Кундонондини жила в этом доме одна, словно неожиданно распустившаяся роза в запущенном, заросшем травой саду. Она ела и одевалась так же, как все другие обитатели дома. Если кто-нибудь вдруг называл ее хозяйкой, она считала, что над ней смеются. Любой вопрос управляющего, заданный ей через служанку, заставлял тревожно биться ее сердце. И вообще Кундо страшно боялась управляющего. На то имелись свои причины.
Ногендро не писал ей, он писал управляющему, и это были единственные письма Ногендро, которые она могла читать. Она выпрашивала их, но не возвращала управляющему – они превратились в ее вечернюю молитву. Кундо жила в вечном страхе, что наступит момент, когда управляющий потребует их обратно, и при одном упоминании его имени у нее пересыхало во рту.
Управляющий узнал об этом от Хиры и никогда не требовал писем обратно, просто переписывал их, прежде чем отдать Кундо.
Шурджомукхи пережила страшные муки, но разве Кундонондини не страдала? Шурджомукхи любила мужа, а разве Кундо не любила его? Ее маленькое сердечко вмещало столько любви! Но оно не могло рассказать о ней, словно какая-то невидимая, твердая рука постоянно удерживала его. Еще задолго до женитьбы, чуть ли не с самого детства, Кундо любила Ногендро, но никто не знал об этом. Она не надеялась на ответную любовь и даже не мечтала о ней, терзая себя безнадежным отчаянием. И вдруг ей досталась луна с неба! Но где же теперь эта луна? За что Ногендро оттолкнул ее? Кундо думала об этом день и ночь, обливаясь слезами.
Ну хорошо, Ногендро сначала не любил Кундо, потом полюбил, а Кундо? Какая доля досталась ей? Почему же ей нельзя хотя бы изредка видеть его?
О нет... Ногендро считает, что Кундо – причина всех несчастий, начало всех бед. А Кундо? Знает ли она, в чем ее вина?
Не в добрый час женился на ней Ногендро. Не радует такая женитьба, как не радует солнце изнывающих от жажды.

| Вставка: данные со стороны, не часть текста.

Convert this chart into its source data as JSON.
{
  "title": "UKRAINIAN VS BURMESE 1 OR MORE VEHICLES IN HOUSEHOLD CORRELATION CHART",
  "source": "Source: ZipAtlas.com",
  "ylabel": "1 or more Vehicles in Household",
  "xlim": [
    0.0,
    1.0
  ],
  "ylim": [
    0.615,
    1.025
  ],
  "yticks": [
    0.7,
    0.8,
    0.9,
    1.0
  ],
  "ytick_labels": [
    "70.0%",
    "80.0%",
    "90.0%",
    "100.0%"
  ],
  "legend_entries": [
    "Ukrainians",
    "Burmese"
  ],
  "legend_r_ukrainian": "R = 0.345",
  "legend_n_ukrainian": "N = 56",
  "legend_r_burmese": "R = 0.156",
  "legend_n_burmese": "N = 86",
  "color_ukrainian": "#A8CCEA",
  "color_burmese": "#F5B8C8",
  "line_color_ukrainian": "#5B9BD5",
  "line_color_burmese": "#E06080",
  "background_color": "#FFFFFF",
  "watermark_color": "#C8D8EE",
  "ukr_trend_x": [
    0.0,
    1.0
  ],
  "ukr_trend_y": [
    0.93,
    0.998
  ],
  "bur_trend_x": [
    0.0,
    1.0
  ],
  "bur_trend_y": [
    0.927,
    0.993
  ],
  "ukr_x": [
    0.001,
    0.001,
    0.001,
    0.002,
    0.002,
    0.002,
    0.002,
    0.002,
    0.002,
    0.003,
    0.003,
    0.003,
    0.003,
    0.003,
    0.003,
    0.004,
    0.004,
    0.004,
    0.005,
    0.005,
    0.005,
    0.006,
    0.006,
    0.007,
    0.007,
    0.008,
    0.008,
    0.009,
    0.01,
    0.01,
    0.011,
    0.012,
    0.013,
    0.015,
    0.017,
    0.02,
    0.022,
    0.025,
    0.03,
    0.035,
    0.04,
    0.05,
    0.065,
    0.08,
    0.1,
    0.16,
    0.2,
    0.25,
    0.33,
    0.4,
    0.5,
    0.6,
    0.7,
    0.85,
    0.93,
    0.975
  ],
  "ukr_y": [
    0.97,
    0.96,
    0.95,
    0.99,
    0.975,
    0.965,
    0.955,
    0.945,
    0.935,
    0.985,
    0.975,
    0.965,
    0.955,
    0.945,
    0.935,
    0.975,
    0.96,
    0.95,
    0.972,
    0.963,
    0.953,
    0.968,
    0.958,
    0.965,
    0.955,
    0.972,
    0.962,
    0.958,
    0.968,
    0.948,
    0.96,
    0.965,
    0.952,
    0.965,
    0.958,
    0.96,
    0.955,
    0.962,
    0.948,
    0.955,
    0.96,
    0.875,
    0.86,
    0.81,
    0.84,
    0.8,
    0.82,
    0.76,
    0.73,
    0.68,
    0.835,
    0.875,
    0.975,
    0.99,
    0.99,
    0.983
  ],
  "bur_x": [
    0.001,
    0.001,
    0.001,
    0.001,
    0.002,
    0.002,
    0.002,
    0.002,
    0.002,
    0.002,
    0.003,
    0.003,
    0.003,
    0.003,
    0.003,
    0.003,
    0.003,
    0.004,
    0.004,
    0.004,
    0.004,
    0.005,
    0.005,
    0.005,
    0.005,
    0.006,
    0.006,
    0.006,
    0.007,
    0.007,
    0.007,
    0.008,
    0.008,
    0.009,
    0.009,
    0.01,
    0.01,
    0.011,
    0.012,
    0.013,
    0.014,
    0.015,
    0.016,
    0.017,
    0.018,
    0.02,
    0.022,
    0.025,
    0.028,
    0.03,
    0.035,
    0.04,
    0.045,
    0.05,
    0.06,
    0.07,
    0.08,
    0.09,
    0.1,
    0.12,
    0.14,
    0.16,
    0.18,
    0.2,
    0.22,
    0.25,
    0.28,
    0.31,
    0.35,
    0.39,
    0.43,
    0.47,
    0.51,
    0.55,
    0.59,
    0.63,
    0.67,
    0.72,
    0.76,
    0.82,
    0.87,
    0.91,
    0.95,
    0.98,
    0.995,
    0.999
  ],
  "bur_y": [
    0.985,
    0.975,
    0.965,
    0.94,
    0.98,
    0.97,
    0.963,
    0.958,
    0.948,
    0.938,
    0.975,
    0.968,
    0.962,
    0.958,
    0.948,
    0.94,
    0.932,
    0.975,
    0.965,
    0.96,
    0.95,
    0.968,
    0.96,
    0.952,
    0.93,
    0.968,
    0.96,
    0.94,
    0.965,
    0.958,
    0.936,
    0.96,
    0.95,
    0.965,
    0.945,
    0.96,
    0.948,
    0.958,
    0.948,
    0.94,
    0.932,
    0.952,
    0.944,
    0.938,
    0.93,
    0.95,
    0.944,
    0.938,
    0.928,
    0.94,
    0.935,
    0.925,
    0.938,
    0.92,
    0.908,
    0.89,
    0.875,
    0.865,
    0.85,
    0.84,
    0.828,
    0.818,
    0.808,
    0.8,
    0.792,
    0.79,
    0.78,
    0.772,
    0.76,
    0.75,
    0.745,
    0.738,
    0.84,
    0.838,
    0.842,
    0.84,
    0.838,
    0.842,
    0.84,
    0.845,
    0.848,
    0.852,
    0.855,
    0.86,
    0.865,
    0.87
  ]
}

«Я виновата в том, что случилось с Шурджомукхи, – думала Кундо. – Шурджомукхи приютила меня, любила как сестру, а я сделала ее нищей. Есть ли на свете человек более несчастный, чем я? Почему я не умерла до сих пор? Зачем я живу?»
«Нет, – через некоторое время снова думала она, – сейчас я должна жить. Я должна еще раз взглянуть на нее – она обязательно вернется... (Кундо ничего не знала о смерти Шурджомукхи.) Какой толк умирать сейчас? Надо дождаться Шурджомукхи. А потом умереть, чтобы не мешать больше ее счастью».